= Santuario Reale della Beata Vergine delle Grazie =

Shrine in Racconigi, Italy
The Santuario Reale della Beata Vergine delle Grazie, or Royal Sanctuary of the Blessed Virgin of the Graces, is a Neoclassical-style, Roman Catholic church in Racconigi, Province of Cuneo, region of Piedmont, Italy.

==History==
A convent of the Carmelite order was located near the banks of the Maira River in 1493, at the site of an apparition of the Virgin Mary that putatively healed a deaf-mute boy. This church was razed during the Napoleonic era. Tradition held that the church housed a copy of the painting of Mary of the Graces by St Luke.
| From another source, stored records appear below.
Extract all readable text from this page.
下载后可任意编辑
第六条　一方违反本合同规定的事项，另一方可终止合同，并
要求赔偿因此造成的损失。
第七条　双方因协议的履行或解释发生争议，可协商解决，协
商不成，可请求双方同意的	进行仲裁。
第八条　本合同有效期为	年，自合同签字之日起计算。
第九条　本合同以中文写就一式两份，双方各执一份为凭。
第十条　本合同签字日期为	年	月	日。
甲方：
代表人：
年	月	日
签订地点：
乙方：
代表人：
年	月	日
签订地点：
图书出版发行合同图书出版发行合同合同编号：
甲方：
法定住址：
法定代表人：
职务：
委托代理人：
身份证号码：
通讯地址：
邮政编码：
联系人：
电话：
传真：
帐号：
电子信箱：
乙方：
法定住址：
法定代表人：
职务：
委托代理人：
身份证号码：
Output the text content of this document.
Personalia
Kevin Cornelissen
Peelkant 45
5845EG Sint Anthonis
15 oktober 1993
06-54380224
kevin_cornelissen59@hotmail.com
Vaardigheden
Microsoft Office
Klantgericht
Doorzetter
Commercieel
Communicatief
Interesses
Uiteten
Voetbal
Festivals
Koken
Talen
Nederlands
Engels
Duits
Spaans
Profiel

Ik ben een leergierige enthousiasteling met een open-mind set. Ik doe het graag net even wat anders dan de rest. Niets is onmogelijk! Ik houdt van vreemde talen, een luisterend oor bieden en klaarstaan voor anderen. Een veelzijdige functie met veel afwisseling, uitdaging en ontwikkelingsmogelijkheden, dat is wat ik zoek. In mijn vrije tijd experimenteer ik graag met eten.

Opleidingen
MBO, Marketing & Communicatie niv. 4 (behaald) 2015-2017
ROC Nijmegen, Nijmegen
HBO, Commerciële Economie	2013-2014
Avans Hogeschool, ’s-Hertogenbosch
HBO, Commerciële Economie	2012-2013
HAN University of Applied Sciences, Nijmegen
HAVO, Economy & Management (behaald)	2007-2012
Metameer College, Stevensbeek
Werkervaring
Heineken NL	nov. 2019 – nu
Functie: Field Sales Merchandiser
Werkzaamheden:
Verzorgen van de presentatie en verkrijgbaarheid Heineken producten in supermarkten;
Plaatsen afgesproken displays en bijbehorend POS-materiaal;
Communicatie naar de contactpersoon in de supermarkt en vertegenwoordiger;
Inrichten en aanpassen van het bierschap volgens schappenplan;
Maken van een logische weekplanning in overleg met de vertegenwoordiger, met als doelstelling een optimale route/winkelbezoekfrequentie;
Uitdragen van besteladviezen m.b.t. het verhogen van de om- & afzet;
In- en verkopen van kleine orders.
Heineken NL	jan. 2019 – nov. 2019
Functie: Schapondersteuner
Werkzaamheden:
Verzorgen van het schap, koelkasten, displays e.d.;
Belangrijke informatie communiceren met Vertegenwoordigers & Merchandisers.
In 1835, the neighbourhood of Macra was afflicted with an epidemic of cholera. The painting above was taken to the chapel of St Michael. The plague passed, and the Piedmontese royal family held a service to thank the Virgin for her intervention in stemming the epidemic.

The next year, King Charles Albert of Sardinia patronized the erection of a new church, consecrated in August 1838. The design was by Ernesto Melano, and the structure was referred to as the Small Pantheon (Piccolo Pantheon) reflecting the influence of the Roman temple. The interiors house the following works:
- San Michele painted by Pietro Ayres
- Blessed Umberto III of Savoy painted by Francesco Gonin
- Icon of Mary of the Graces
- Main altar, marble, by Giuseppe Gaggini
- Tombs of the cadet branch of the House of Savoy, the Savoy-Villafranca are buried here.